Another notable point in Friday's jobs report was that job growth in August and September was stronger than earlier reported. Employers hired 312,000 workers in September and 483,000 in August — a combined 235,000 more jobs than previously reported, the Labor Department said. The government typically revises jobs data after receiving additional reports from businesses and government agencies. 

Those revisions are an "optimistic sign," Bunker said. "The dip wasn't as large as we thought, but it shows we are on solid footing, and the pace of recovery can stay quite strong in the absence of a rise in COVID cases."

Wages rise with "the great renegotiation"

Workers are benefitting from wage gains given a shortage of hiring candidates, which is giving them an upper hand in wrangling higher pay, economists said.

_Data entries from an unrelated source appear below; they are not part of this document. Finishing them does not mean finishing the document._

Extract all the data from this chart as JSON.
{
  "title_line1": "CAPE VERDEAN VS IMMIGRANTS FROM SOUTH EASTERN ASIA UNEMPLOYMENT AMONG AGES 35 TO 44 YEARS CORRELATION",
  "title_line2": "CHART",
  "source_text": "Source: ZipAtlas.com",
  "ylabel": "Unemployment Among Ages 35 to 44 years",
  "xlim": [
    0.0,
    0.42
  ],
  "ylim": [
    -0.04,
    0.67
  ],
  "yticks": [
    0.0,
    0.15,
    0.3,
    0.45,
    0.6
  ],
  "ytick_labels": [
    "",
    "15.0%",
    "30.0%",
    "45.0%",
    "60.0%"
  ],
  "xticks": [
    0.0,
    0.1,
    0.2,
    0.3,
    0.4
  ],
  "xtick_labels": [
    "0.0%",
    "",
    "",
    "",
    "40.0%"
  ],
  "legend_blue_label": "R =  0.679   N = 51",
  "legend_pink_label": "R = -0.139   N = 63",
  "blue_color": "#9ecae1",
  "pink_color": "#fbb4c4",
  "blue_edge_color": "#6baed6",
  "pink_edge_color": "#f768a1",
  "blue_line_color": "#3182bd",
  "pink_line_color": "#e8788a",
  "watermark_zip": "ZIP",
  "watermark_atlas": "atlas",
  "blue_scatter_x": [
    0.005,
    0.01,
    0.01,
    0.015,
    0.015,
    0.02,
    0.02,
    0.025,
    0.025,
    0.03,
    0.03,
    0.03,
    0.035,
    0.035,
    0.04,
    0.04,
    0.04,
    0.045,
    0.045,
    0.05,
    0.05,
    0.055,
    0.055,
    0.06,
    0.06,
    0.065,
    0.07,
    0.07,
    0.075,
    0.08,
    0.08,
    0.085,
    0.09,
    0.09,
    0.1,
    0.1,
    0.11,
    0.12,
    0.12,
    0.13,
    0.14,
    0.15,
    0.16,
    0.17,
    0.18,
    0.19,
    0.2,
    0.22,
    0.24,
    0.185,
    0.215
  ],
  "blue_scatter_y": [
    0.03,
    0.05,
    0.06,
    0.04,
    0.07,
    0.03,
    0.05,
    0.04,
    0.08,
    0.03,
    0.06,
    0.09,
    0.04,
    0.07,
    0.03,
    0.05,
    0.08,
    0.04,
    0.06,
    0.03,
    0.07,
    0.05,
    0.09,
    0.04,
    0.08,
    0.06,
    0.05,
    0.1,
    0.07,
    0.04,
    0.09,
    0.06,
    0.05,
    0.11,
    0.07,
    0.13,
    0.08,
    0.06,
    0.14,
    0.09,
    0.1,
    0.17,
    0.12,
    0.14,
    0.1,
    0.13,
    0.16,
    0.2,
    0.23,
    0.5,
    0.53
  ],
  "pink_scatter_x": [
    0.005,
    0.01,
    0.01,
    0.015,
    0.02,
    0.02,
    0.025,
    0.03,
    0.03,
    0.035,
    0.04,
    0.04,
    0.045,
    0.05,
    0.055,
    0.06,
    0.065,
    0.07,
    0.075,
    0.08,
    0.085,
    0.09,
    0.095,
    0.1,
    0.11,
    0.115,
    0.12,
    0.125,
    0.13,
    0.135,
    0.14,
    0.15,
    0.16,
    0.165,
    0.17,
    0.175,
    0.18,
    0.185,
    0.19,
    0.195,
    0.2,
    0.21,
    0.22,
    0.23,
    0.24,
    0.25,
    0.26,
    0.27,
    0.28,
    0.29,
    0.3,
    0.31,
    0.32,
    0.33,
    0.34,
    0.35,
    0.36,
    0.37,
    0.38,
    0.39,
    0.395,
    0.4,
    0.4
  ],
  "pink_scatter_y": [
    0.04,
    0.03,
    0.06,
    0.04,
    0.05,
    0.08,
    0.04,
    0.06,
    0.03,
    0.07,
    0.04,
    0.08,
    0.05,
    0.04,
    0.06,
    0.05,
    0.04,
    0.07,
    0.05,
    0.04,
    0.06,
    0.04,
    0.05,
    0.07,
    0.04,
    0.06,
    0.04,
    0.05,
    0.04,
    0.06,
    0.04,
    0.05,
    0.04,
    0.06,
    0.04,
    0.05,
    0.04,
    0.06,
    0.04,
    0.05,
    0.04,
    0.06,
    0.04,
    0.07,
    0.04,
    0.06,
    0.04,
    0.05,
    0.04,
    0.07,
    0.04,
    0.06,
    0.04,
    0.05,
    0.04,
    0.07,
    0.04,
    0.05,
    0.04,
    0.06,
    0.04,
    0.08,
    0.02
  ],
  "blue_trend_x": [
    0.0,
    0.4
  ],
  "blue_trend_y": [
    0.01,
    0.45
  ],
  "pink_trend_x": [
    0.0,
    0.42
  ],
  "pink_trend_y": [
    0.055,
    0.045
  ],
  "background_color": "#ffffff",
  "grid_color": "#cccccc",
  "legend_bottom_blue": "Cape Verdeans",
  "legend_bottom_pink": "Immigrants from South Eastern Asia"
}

Since a year earlier, the typical hourly earnings have increased 4.9%, the Labor Department said on Friday. 

Millions quit their jobs due to pandemic burnout 02:06

"The 'great renegotiation' was on full display in October with average hourly earnings rising 0.4% month over month and wage growth accelerating from 4.6% to 4.9% year over year," wrote Oxford Economics chief U.S. economist Gregory Daco in a Friday morning report, playing on the term "The Great Resignation," denoting the higher numbers of workers who are quitting their jobs amid a tight labor market.

For production and nonsupervisory workers, the average hourly wage over the last 12 months has risen an even more robust 5.8%, while in the low-paid leisure and hospitality sector hourly pay has surged 12.4%, noted economist Dean Baker of the Center for Economic and Policy Research in a report. 

The October rebounds signals that job growth may continue to improve, with Oxford Economics forecasting monthly hiring gains of between 400,000 to 600,000 into 2022. The nation should reach its pre-COVID level of employment in the second half of 2022, it added. 

Widespread hiring

Job growth was spread throughout the economy, with businesses in industries ranging from restaurants to manufacturing hired more workers, the report said. Even so, employment in public education declined last month, although the Labor Department said such declines are "challenging to interpret" given the fluctuations in education staffing during the pandemic. 

Despite the stronger-than-expected hiring, the labor force participation rate — or the share of adults who are currently working — was unchanged at 61.6% last month. That signals that labor force constraints may continue to weigh on employers. 

Yet that pressure partly comes from demographic trends due to the aging baby boomer population. During the pandemic, many in that generation retired earlier than expected. But an encouraging note was that the share of people between 25 to 54 years old in the workforce rose 0.3 percentage points to 78.3%, signaling that younger workers are returning to work.

"I don't think this is the sort of report that should have us waving victory flags, but it makes me hopeful about where we will be in a year from now," Bunker said. "That in 2022 and 2023, if we keep the recovery going, we could be in a pretty enviable spot."